DVD verseBLACK CHRISTMAS
Ernesto Diezmartínez GuzmánA fines del año pasado se estrenó con más pena que gloria Gritos en la Oscuridad (Morgan, 2006), el fallido remake del seminal slasher-film Black Christmas (Canadá, 1974), una película de horror con serial-killer suelto que, realizada cuatro años antes que la mejor y más famosa Halloween (Carpenter, 1978), ya expresaba, de todas formas, buena parte de los elementos estilísticos y temáticos que se volverían, con el paso del tiempo, sobadísimas convenciones, gastadísimos clichés.

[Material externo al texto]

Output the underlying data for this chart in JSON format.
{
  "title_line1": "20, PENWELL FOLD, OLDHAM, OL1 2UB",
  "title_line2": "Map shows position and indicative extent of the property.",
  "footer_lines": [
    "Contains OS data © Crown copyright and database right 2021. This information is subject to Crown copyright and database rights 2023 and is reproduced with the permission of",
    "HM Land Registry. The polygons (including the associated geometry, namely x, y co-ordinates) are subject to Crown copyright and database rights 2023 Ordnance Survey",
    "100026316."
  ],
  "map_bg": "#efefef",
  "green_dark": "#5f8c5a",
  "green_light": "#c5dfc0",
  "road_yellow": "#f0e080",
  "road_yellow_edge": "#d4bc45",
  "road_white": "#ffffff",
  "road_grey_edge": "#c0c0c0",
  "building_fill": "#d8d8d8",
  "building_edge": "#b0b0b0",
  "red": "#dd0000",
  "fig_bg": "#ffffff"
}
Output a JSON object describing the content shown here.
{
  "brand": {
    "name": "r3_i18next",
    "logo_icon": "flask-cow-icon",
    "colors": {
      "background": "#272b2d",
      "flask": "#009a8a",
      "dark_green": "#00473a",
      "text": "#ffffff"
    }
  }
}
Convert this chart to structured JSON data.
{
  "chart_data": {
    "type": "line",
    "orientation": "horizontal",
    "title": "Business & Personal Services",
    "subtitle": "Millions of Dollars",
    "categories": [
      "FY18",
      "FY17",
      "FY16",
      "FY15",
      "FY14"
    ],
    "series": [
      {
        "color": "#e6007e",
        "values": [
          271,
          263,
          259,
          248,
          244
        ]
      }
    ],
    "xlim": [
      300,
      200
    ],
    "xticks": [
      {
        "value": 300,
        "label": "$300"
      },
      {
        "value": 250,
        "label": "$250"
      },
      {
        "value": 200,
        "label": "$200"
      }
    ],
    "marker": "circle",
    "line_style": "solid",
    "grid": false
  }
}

Dirigida vigorosamente por el prolífico artesano canadiense Bob Clark, Black Christmas nos entrega un violento escenario fílmico que se volvería cansinamente cotidiano en las próximas décadas: un misterioso asesino psicópata que nunca identificamos, acosa a un grupo de muchachas que se quedó en su casa-hogar universitario a pasar la Navidad. El anónimo tipejo no sólo las molesta con obscenas llamadas telefónicas sino que, en plena Nochebuena, entra a la casa y empieza a escabechárselas asfixiándolas o con el infaltable cuchillo cebollero, marca de fábrica cinematográfica que, unos años después, retomarían los inmortales Michel Myers o Jason Voorhees. Como sería costumbre en este tipo de cintas, hay una muchacha mal-portada y rebelde (Margott Kidder antes de Superman/Donner/1978), y otra serena, sensible y equilibrada (Olivia Hussey, después de Romeo y Julieta/Zeffirelli/1968) y, si tiene usted experiencia viendo esta clase de filmes, ya sabe usted cuál de ellas va a morir y cuál va a ser la heroína.
El filme presume un espléndido trabajo fotográfico de Reginald H. Morris, tanto en el experto manejo de la cámara subjetiva por medio de la cual compartimos las andanzas del asesino –otro elemento estilístico que tomarían todas las slasher-movies posteriores- como en el montaje y ejecución del desenlace, que cuenta con un magnífico plano secuencia que, además, resulta dramáticamente pertinente para subrayar la persistencia e invencibilidad del mal.
Al ver esta Black Christmas ante el estreno de su desbordado pero lamentable refrito, uno puede notar cómo ha cambiado para mal este tipo de fórmulas: los serial-killers de los 70 eran fuerzas impredecibles del mal y no había explicación alguna para sus crímenes. Uno podía imaginar las causas o el origen de la psicopatía del asesino, pero esto no era lo importante. En los remakes que se han hecho de estas cintas en el nuevo siglo, los criminales no sólo son explicados sino hasta justificados, lo que termina diluyendo el sentido amenazante de esos personajes. Pareciera que ahora hay que tenerles lástima a Michael Myers, al Cara-de-Cuero, al psicópata de Black Christmas, aunque ellos nos quieran sacar las tripas con una sierra o un cuchillo cebollero. Sí, como no.
El DVD de Black Christmas que revisé es para coleccionistas: documental de aniversario, dos comentarios en audio (uno de Clark y otro de los actores Keir Dullea y John Saxon), entrevistas, escenas alternativas, trailers, fotos y demás pedacería.